Mrs. Regina Marquez, Mr. Mario Rivera, and Ms. Debbie Alpert all encouraged me to think about the world beyond our classrooms. They constantly pushed me to imagine a future for myself outside of our local colleges and think about the many walks of life that make up our world. And perhaps most importantly, they instilled in me the desire to give back. They taught me to value community involvement and showed me the importance of helping others access the same opportunities that I did.
With the encouragement and support of these incredible educators, I attended community college and then transferred to the University of California, Santa Barbara. There, I had the chance to live in the dorms, join sports, participate in many extra-curricular activities and study abroad in Paris. In short, I had the best time of my life.

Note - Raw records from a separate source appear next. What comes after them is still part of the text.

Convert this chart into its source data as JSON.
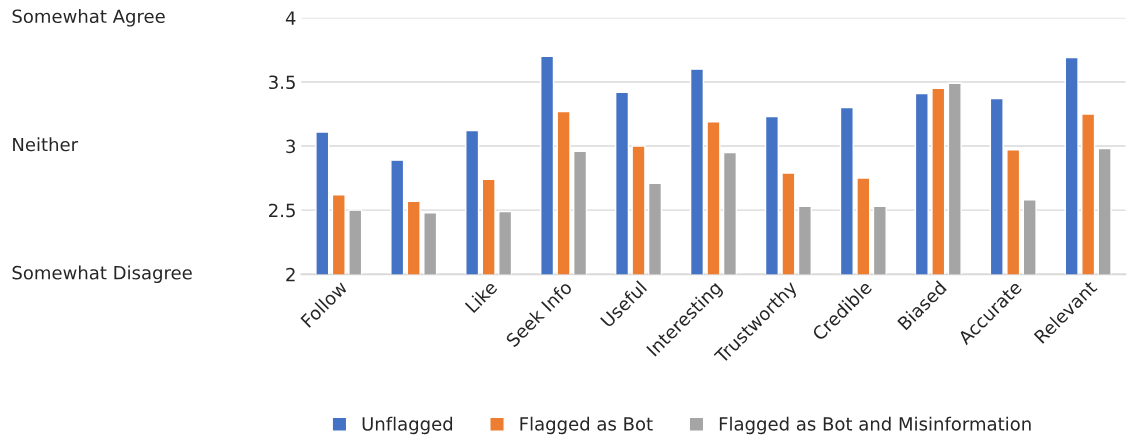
{
  "chart_data": {
    "type": "bar",
    "categories": [
      "Follow",
      null,
      "Like",
      "Seek Info",
      "Useful",
      "Interesting",
      "Trustworthy",
      "Credible",
      "Biased",
      "Accurate",
      "Relevant"
    ],
    "series": [
      {
        "name": "Unflagged",
        "color": "#4472c4",
        "values": [
          3.11,
          2.89,
          3.12,
          3.7,
          3.42,
          3.6,
          3.23,
          3.3,
          3.41,
          3.37,
          3.69
        ]
      },
      {
        "name": "Flagged as Bot",
        "color": "#ed7d31",
        "values": [
          2.62,
          2.57,
          2.74,
          3.27,
          3.0,
          3.19,
          2.79,
          2.75,
          3.45,
          2.97,
          3.25
        ]
      },
      {
        "name": "Flagged as Bot and Misinformation",
        "color": "#a5a5a5",
        "values": [
          2.5,
          2.48,
          2.49,
          2.96,
          2.71,
          2.95,
          2.53,
          2.53,
          3.49,
          2.58,
          2.98
        ]
      }
    ],
    "ylim": [
      2,
      4
    ],
    "yticks": [
      2,
      2.5,
      3,
      3.5,
      4
    ],
    "annotations": [
      "Somewhat Agree",
      "Neither",
      "Somewhat Disagree"
    ],
    "grid": "y",
    "legend": "bottom"
  }
}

During my years at UCSB, I began to realize how I could live out the values that Mrs. Marquez, Mr. Rivera, and Ms. Alpert instilled in me. I had the chance to visit a number of local public schools — a few miles down the road but worlds away from our pristine quads and classrooms. Seeing the discrepancies in academic achievement and facilities connected directly to the classes I’d been taking ignited my passion for social justice. As I learned more, I began to view the classroom as the singular most powerful place to have the kind of impact I imagined.
After I graduated, I joined Teach For America, an organization that enlists recent grads and career-changers to teach in low-income communities and become leaders in the movement for educational equity. I spent four years in the classroom, served as a principal teacher in residence, then went on to earn my master’s in Education Policy and Administration. Now, I now serve as assistant principal at PUC Community Charter Middle School in the San Fernando Valley. Every day, I feel blessed to be able to give back to the community that gave me so much.
Looking at my students, I see so much of myself – from the community and culture we share to the challenges we’ve faced. In my own academic life, I’ve questioned if I had what it took to be successful. Studying never came easy to me and there were so many cultural messages pulling me away from applying myself in school. But I also know how crucial the support of my teachers was in overcoming these obstacles, and I strive every day to be a role model, an advocate, and a support system for my kids the way Mrs. Marquez, Mr. Rivera, and Ms. Alpert were for me.
The role of committed educators in helping kids dream big and realize those dreams cannot be overstated. So whether you’re looking to make an impact yourself or know someone who is, consider teaching. Together, we can give our kids the futures they deserve.